On a rencontré Thibaut Weiss, directeur de la Fête de l’Humanité

Après une période forcément délicate marquée par deux éditions particulières, la Fête de l’Humanité fait (enfin) son grand retour ce vendredi dans son format traditionnel. Nouveau lieu, programmation alléchante et plaisir de se retrouver : on a parlé avec Thibaut Weiss, directeur de la Fête de l’Humanité, de cet événement incontournable des rentrées politiques, musicales et littéraires.

La Vague Parallèle : Hello Thibaut ! On se retrouve à quelques jours de la nouvelle édition de la Fête de l’Humanité. Comment avancent les préparatifs ?

Thibaut Weiss : Globalement, tout se passe bien. C’est dur parce que c’est une première, sur un site qu’on ne connaît pas, sur un territoire qu’on ne connaît pas encore… C’est un sacré défi mais ça s’annonce bien !

LVP : La Fête de l’Humanité est parvenue à exister avec brio pendant la crise sanitaire en se délocalisant dans différents lieux en 2020 puis en réduisant sa jauge en 2021. Quels ont été pour vous les plus gros défis à relever pendant cette période ?

TW : Ces deux années ont été de véritables montagnes russes pour nous, comme pour tous les organisateurs d’évènements. On a passé une première année dans l’incertitude la plus totale, en attendant de voir si les choses allaient se décanter, mais on a vite senti qu’il nous serait impossible d’organiser notre événement comme on le faisait habituellement. On a donc réfléchi à une solution pour le faire exister tout de même. Comme on n’est pas seulement un festival et qu’on est également un marqueur de la rentrée sociale et politique, il fallait absolument qu’on porte un message fort, on ne pouvait pas ne rien faire.

 

La Fête de l’Humanité, c’est aussi une tribune importante pour faire parler et débattre celles et ceux qui souhaitent construire une autre société plus juste, plus solidaire, plus écologique… C’était crucial pour nous de perpétuer cet imaginaire collectif qui est cher aux militant·e·s et aux spectateurs·ices de la Fête de l’Humanité.

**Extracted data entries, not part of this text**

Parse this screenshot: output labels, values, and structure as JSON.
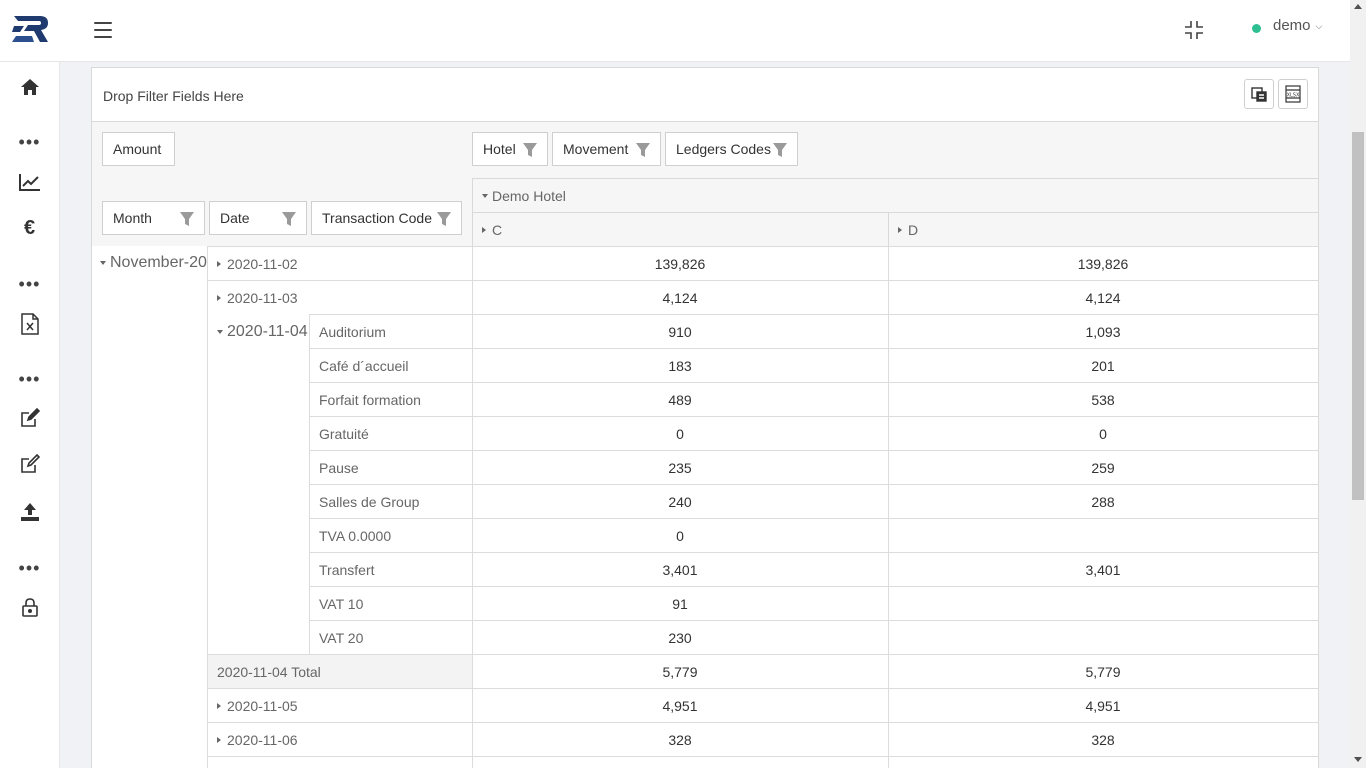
{
  "user": {
    "name": "demo"
  },
  "pivot": {
    "filter_drop_text": "Drop Filter Fields Here",
    "measure": "Amount",
    "column_fields": [
      "Hotel",
      "Movement",
      "Ledgers Codes"
    ],
    "row_fields": [
      "Month",
      "Date",
      "Transaction Code"
    ],
    "hotel_header": "Demo Hotel",
    "movement_headers": [
      "C",
      "D"
    ],
    "month": "November-20",
    "rows": [
      {
        "date": "2020-11-02",
        "c": "139,826",
        "d": "139,826"
      },
      {
        "date": "2020-11-03",
        "c": "4,124",
        "d": "4,124"
      }
    ],
    "expanded_date": "2020-11-04",
    "transactions": [
      {
        "code": "Auditorium",
        "c": "910",
        "d": "1,093"
      },
      {
        "code": "Café d´accueil",
        "c": "183",
        "d": "201"
      },
      {
        "code": "Forfait formation",
        "c": "489",
        "d": "538"
      },
      {
        "code": "Gratuité",
        "c": "0",
        "d": "0"
      },
      {
        "code": "Pause",
        "c": "235",
        "d": "259"
      },
      {
        "code": "Salles de Group",
        "c": "240",
        "d": "288"
      },
      {
        "code": "TVA 0.0000",
        "c": "0",
        "d": ""
      },
      {
        "code": "Transfert",
        "c": "3,401",
        "d": "3,401"
      },
      {
        "code": "VAT 10",
        "c": "91",
        "d": ""
      },
      {
        "code": "VAT 20",
        "c": "230",
        "d": ""
      }
    ],
    "total": {
      "label": "2020-11-04 Total",
      "c": "5,779",
      "d": "5,779"
    },
    "rows_after": [
      {
        "date": "2020-11-05",
        "c": "4,951",
        "d": "4,951"
      },
      {
        "date": "2020-11-06",
        "c": "328",
        "d": "328"
      }
    ]
  }
}
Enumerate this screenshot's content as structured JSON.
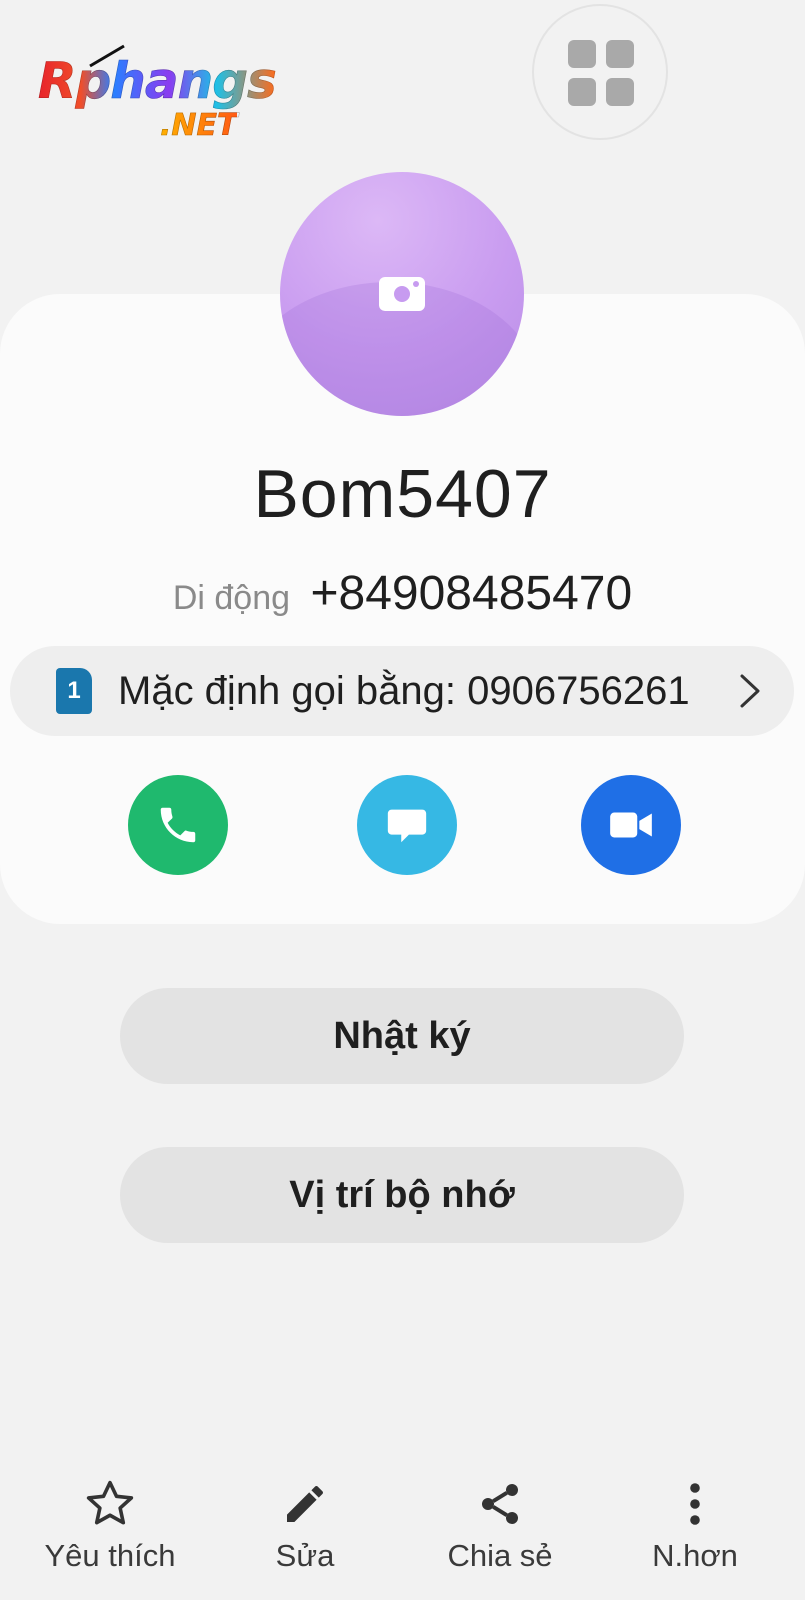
{
  "watermark": {
    "logo_main": "Rphangs",
    "logo_sub": ".NET"
  },
  "header": {
    "grid_icon": "apps-grid-icon"
  },
  "contact": {
    "avatar_icon": "camera-icon",
    "name": "Bom5407",
    "phone_label": "Di động",
    "phone_number": "+84908485470",
    "default_call": {
      "sim_number": "1",
      "text": "Mặc định gọi bằng: 0906756261"
    }
  },
  "actions": {
    "call_icon": "phone-icon",
    "message_icon": "message-icon",
    "video_icon": "video-camera-icon",
    "colors": {
      "call": "#1fb96e",
      "message": "#36b8e4",
      "video": "#1f6fe6"
    }
  },
  "buttons": {
    "history": "Nhật ký",
    "storage": "Vị trí bộ nhớ"
  },
  "bottom_nav": [
    {
      "label": "Yêu thích",
      "icon": "star-icon"
    },
    {
      "label": "Sửa",
      "icon": "pencil-icon"
    },
    {
      "label": "Chia sẻ",
      "icon": "share-icon"
    },
    {
      "label": "N.hơn",
      "icon": "more-vertical-icon"
    }
  ]
}
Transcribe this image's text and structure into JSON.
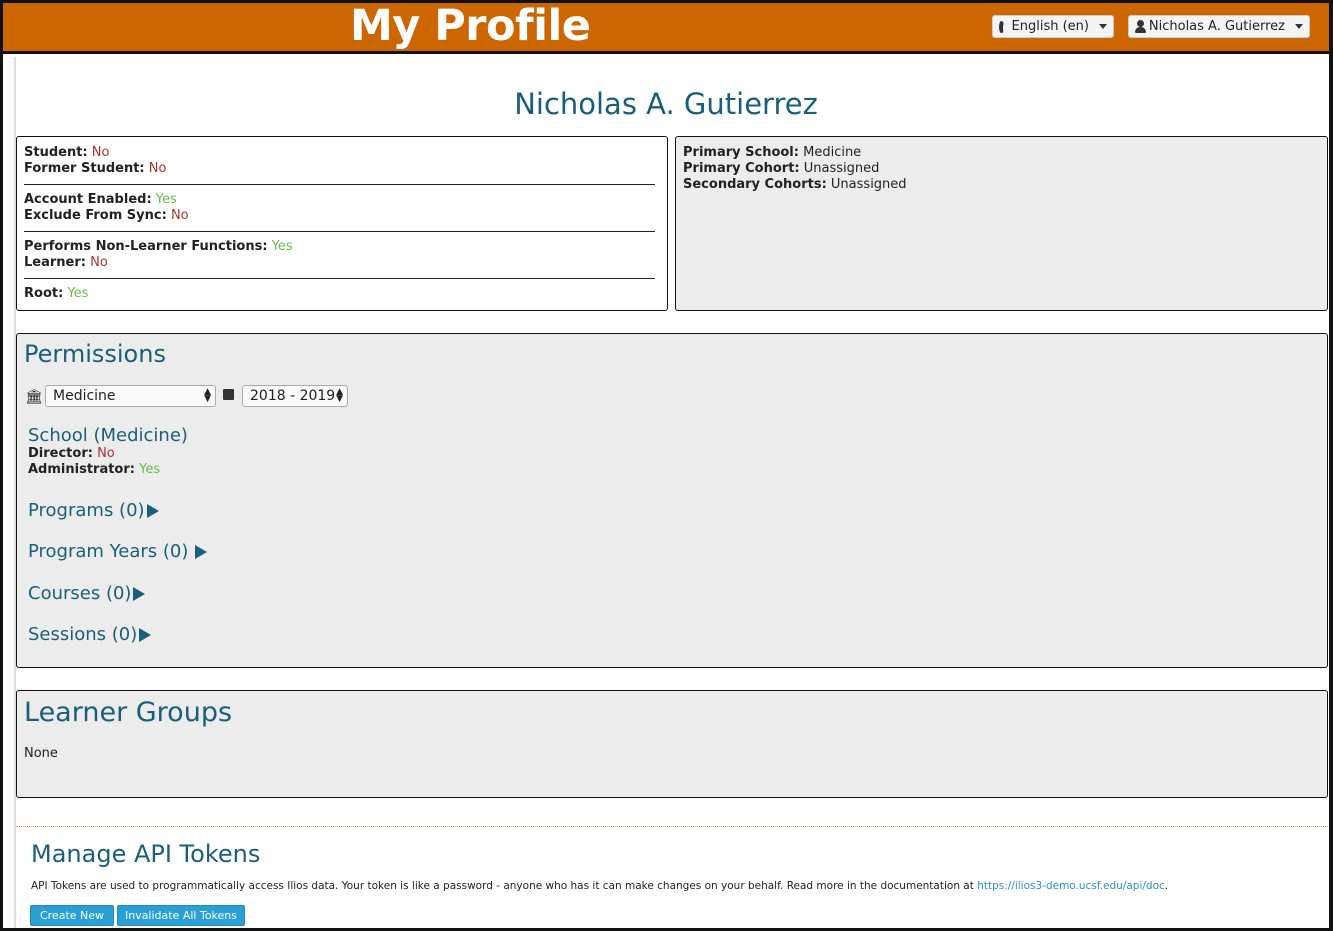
{
  "header": {
    "title": "My Profile",
    "language_label": "English (en)",
    "user_menu_label": "Nicholas A. Gutierrez"
  },
  "profile": {
    "name": "Nicholas A. Gutierrez",
    "left_box": {
      "student": {
        "label": "Student:",
        "value": "No"
      },
      "former_student": {
        "label": "Former Student:",
        "value": "No"
      },
      "account_enabled": {
        "label": "Account Enabled:",
        "value": "Yes"
      },
      "exclude_sync": {
        "label": "Exclude From Sync:",
        "value": "No"
      },
      "non_learner": {
        "label": "Performs Non-Learner Functions:",
        "value": "Yes"
      },
      "learner": {
        "label": "Learner:",
        "value": "No"
      },
      "root": {
        "label": "Root:",
        "value": "Yes"
      }
    },
    "right_box": {
      "primary_school": {
        "label": "Primary School:",
        "value": "Medicine"
      },
      "primary_cohort": {
        "label": "Primary Cohort:",
        "value": "Unassigned"
      },
      "secondary_cohorts": {
        "label": "Secondary Cohorts:",
        "value": "Unassigned"
      }
    }
  },
  "permissions": {
    "title": "Permissions",
    "school_select": "Medicine",
    "year_select": "2018 - 2019",
    "school_heading": "School (Medicine)",
    "director": {
      "label": "Director:",
      "value": "No"
    },
    "administrator": {
      "label": "Administrator:",
      "value": "Yes"
    },
    "sections": [
      "Programs (0)",
      "Program Years (0)",
      "Courses (0)",
      "Sessions (0)"
    ]
  },
  "learner_groups": {
    "title": "Learner Groups",
    "value": "None"
  },
  "api_tokens": {
    "title": "Manage API Tokens",
    "description": "API Tokens are used to programmatically access Ilios data. Your token is like a password - anyone who has it can make changes on your behalf. Read more in the documentation at ",
    "link": "https://ilios3-demo.ucsf.edu/api/doc",
    "after_link": ".",
    "create_button": "Create New",
    "invalidate_button": "Invalidate All Tokens"
  }
}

La solution qu’on a donc trouvée, en 2020, c’était de multiplier les petits événements dans des lieux différents, pour en faire profiter le plus grand nombre. On a eu des retombées assez chouettes mais ce n’est pas ce qu’on avait envie de faire, bien sûr. Ce n’est pas forcément quelque chose qu’on a très bien vécu, d’ailleurs. La deuxième année, on était toujours dans le flou mais on sentait qu’il y avait une possibilité pour qu’on puisse organiser quelque chose. On a écrit un certain nombre de scenarii pendant un an et quand il a été annoncé que les restrictions seraient levées pour la fin de l’été, on a foncé. On a eu la chance de pouvoir organiser un événement, avec une jauge restreinte à 40 000 personnes par jour et beaucoup de contraintes qui nous étaient imposées. Rien n’était prêt évidemment, donc on a dû imaginer un événement en deux semaines… Autant te dire que personne n’y croyait ! Mais le jour J, il y avait quelque chose d’un peu magique dans l’air, ça faisait deux ans que les gens n’avaient pas pu se retrouver. Quand on a vu les gens arriver, sourire, s’embrasser, danser… On s’est souvenu que cette vie-là existait toujours, c’était magnifique. À ce jour, je crois que ça reste mon plus beau souvenir, ma plus belle fête.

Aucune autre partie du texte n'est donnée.